I won’t leave the house without makeup, but I’d rather have paint under my nails than polish on top. I love being a stay-at-home, homeschooling, crafty mom, but I also have a burning passion for ministry and business endeavors. I’d rather sit and talk theology and vision with church leadership than go out for brunch and shopping with the ladies. I love getting lost in a good book, and I also love to throw a good party. I cloth diaper, co-sleep, babywear and breastfeed, but I have zero desire to have a home birth and you will find paper towels hidden under my sink and my fridge stocked with Coke Zero. I love to decorate my house, but would also sell everything and move to the mission field to live off the grid if that is how God directs.
The different parts of me just don’t always seem to make a whole lot of sense when put together, and certainly don’t fit neatly inside a box or under a label.
But you know what? I am starting to figure out that it’s okay that I’m not exactly like anyone else.
I am Amanda Rochelle Shutts Medlin, and I am a one-of-a-kind creation of God.
I’m a wildflower.
I am finally learning to embrace my uniqueness, but I want to raise my daughter to embrace hers from the very beginning.
I can’t wait to get to know her. To learn her personality, her likes and dislikes, discover her quirks and traits. I want to encourage her to be who the Father created her to be, to follow her heart and her passions, and to not conform to any cultural or gender stereotypes.
I want her to be as girly as she wants to be, but I also want her to know that she is more than the way she looks, more than the way that she dresses, and more than her sexuality.
I want her to know that she is a daughter of God, created and called according to His purposes to do His Kingdom’s work. I want her to know that her life and calling may look completely different than anyone else’s and that is okay because she is as unique as her fingerprints and she does not need to try to be anyone other than the person her heavenly Father created her to be.
When I first found out that we were having a girl, my joy and excitement were accompanied by a bit of fear.

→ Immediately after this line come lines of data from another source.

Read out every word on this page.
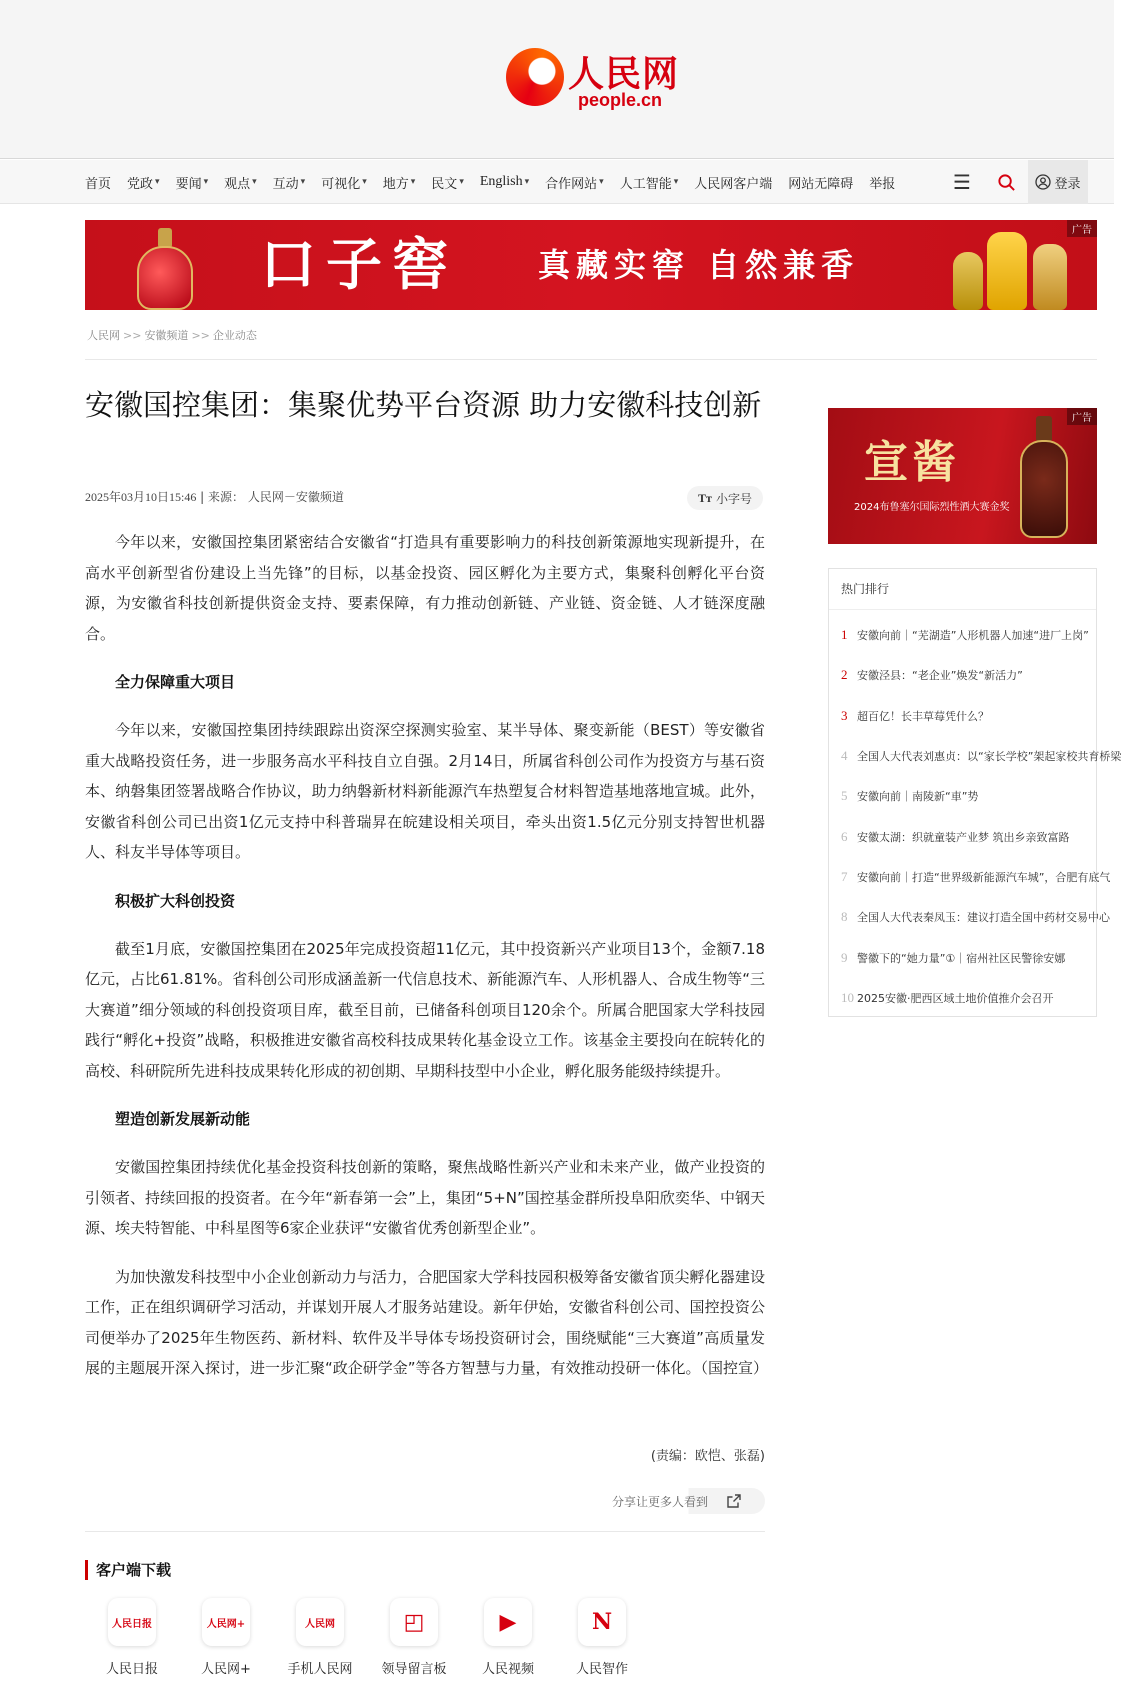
人民网
people.cn
首页 党政 ▾ 要闻 ▾ 观点 ▾ 互动 ▾ 可视化 ▾ 地方 ▾ 民文 ▾ English ▾ 合作网站 ▾ 人工智能 ▾ 人民网客户端 网站无障碍 举报	☰	登录
口子窖	真藏实窖 自然兼香
广告
人民网 >> 安徽频道 >> 企业动态
安徽国控集团：集聚优势平台资源 助力安徽科技创新
2025年03月10日15:46 | 来源： 人民网－安徽频道	Tт 小字号

今年以来，安徽国控集团紧密结合安徽省“打造具有重要影响力的科技创新策源地实现新提升，在高水平创新型省份建设上当先锋”的目标，以基金投资、园区孵化为主要方式，集聚科创孵化平台资源，为安徽省科技创新提供资金支持、要素保障，有力推动创新链、产业链、资金链、人才链深度融合。

全力保障重大项目

今年以来，安徽国控集团持续跟踪出资深空探测实验室、某半导体、聚变新能（BEST）等安徽省重大战略投资任务，进一步服务高水平科技自立自强。2月14日，所属省科创公司作为投资方与基石资本、纳磐集团签署战略合作协议，助力纳磐新材料新能源汽车热塑复合材料智造基地落地宣城。此外，安徽省科创公司已出资1亿元支持中科普瑞昇在皖建设相关项目，牵头出资1.5亿元分别支持智世机器人、科友半导体等项目。

积极扩大科创投资

截至1月底，安徽国控集团在2025年完成投资超11亿元，其中投资新兴产业项目13个，金额7.18亿元，占比61.81%。省科创公司形成涵盖新一代信息技术、新能源汽车、人形机器人、合成生物等“三大赛道”细分领域的科创投资项目库，截至目前，已储备科创项目120余个。所属合肥国家大学科技园践行“孵化+投资”战略，积极推进安徽省高校科技成果转化基金设立工作。该基金主要投向在皖转化的高校、科研院所先进科技成果转化形成的初创期、早期科技型中小企业，孵化服务能级持续提升。

塑造创新发展新动能

安徽国控集团持续优化基金投资科技创新的策略，聚焦战略性新兴产业和未来产业，做产业投资的引领者、持续回报的投资者。在今年“新春第一会”上，集团“5+N”国控基金群所投阜阳欣奕华、中钢天源、埃夫特智能、中科星图等6家企业获评“安徽省优秀创新型企业”。

为加快激发科技型中小企业创新动力与活力，合肥国家大学科技园积极筹备安徽省顶尖孵化器建设工作，正在组织调研学习活动，并谋划开展人才服务站建设。新年伊始，安徽省科创公司、国控投资公司便举办了2025年生物医药、新材料、软件及半导体专场投资研讨会，围绕赋能“三大赛道”高质量发展的主题展开深入探讨，进一步汇聚“政企研学金”等各方智慧与力量，有效推动投研一体化。（国控宣）

(责编：欧恺、张磊)
分享让更多人看到
客户端下载
人民日报
人民日报
人民网+
人民网+
人民网
手机人民网
◰
领导留言板
▶
人民视频
N
人民智作
宣酱
2024布鲁塞尔国际烈性酒大赛金奖
广告
热门排行
1 安徽向前｜“芜湖造”人形机器人加速“进厂上岗”
2 安徽泾县：“老企业”焕发“新活力”
3 超百亿！长丰草莓凭什么？
4 全国人大代表刘惠贞：以“家长学校”架起家校共育桥梁
5 安徽向前｜南陵新“車”势
6 安徽太湖：织就童装产业梦 筑出乡亲致富路
7 安徽向前｜打造“世界级新能源汽车城”，合肥有底气
8 全国人大代表秦凤玉：建议打造全国中药材交易中心
9 警徽下的“她力量”①｜宿州社区民警徐安娜
10 2025安徽·肥西区域土地价值推介会召开
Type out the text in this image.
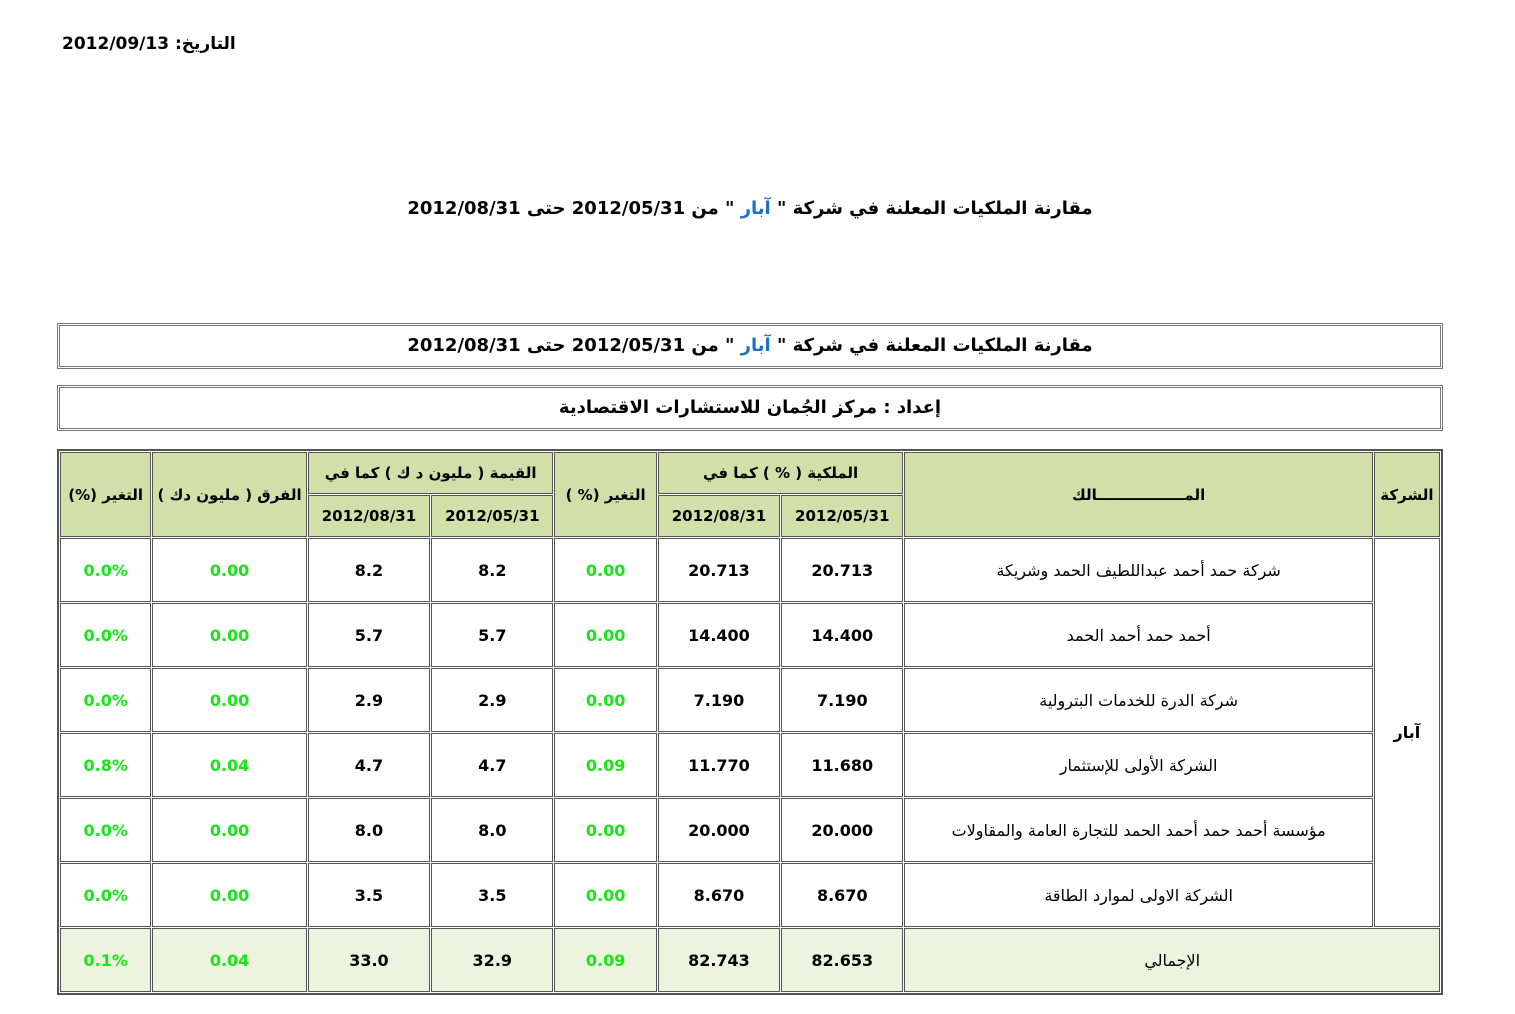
التاريخ: 2012/09/13
مقارنة الملكيات المعلنة في شركة " آبار " من 2012/05/31 حتى 2012/08/31
مقارنة الملكيات المعلنة في شركة " آبار " من 2012/05/31 حتى 2012/08/31
إعداد : مركز الجُمان للاستشارات الاقتصادية
الشركة	المـــــــــــــــــالك	الملكية ( % ) كما في		التغير (% )	القيمة ( مليون د ك ) كما في		الفرق ( مليون دك )	التغير (%)
		2012/05/31	2012/08/31		2012/05/31	2012/08/31		
آبار	شركة حمد أحمد عبداللطيف الحمد وشريكة	20.713	20.713	0.00	8.2	8.2	0.00	0.0%
	أحمد حمد أحمد الحمد	14.400	14.400	0.00	5.7	5.7	0.00	0.0%
	شركة الدرة للخدمات البترولية	7.190	7.190	0.00	2.9	2.9	0.00	0.0%
	الشركة الأولى للإستثمار	11.680	11.770	0.09	4.7	4.7	0.04	0.8%
	مؤسسة أحمد حمد أحمد الحمد للتجارة العامة والمقاولات	20.000	20.000	0.00	8.0	8.0	0.00	0.0%
	الشركة الاولى لموارد الطاقة	8.670	8.670	0.00	3.5	3.5	0.00	0.0%
الإجمالي		82.653	82.743	0.09	32.9	33.0	0.04	0.1%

Fear of failing at the great and overwhelming responsibility of raising a WOMAN. Because at 33 years old, I feel like I am still so far away from being the woman I want to be. I know that it will take me a lifetime to become her, but now, before I have it all figured out, I have been given the task to take a precious little girl by the hand and lead her down the path of womanhood.
I want so badly to be a perfect example for her.
A perfect example of strength and beauty, grace and kindness, patience and generosity, great faith and wisdom.
But I know that I am flawed, and as her little feet pitter patter in my footsteps, I know her innocent eyes of wonder will witness my mistakes and my humanity. My anger and my frustration. My selfishness and immaturity. My own struggle to embrace my uniqueness and be secure in who I am.
But as much as I want to hide those parts of me from her, I know that she needs to know the real me. That she needs to see God’s beautiful work of grace and mercy and redemption in my life as He continues to shape me into the woman that He has called me to be.
I want her to know from an early age, that there is no such thing as a perfect woman, because I don’t want her to waste years of her life trying to be her.
I pray that as I show her my flaws and imperfections, that she will learn to accept her own flaws and imperfections, knowing that it is only through Christ’s blood that she and I can achieve true beauty and righteousness.
I can’t wait to meet you, my little wildflower, and to spend my lifetime loving you and watching you become the woman that God already knows you to be!
Well, I’m off to get ready for my date and make some new baby predictions, unless something happens in the next 7 hours!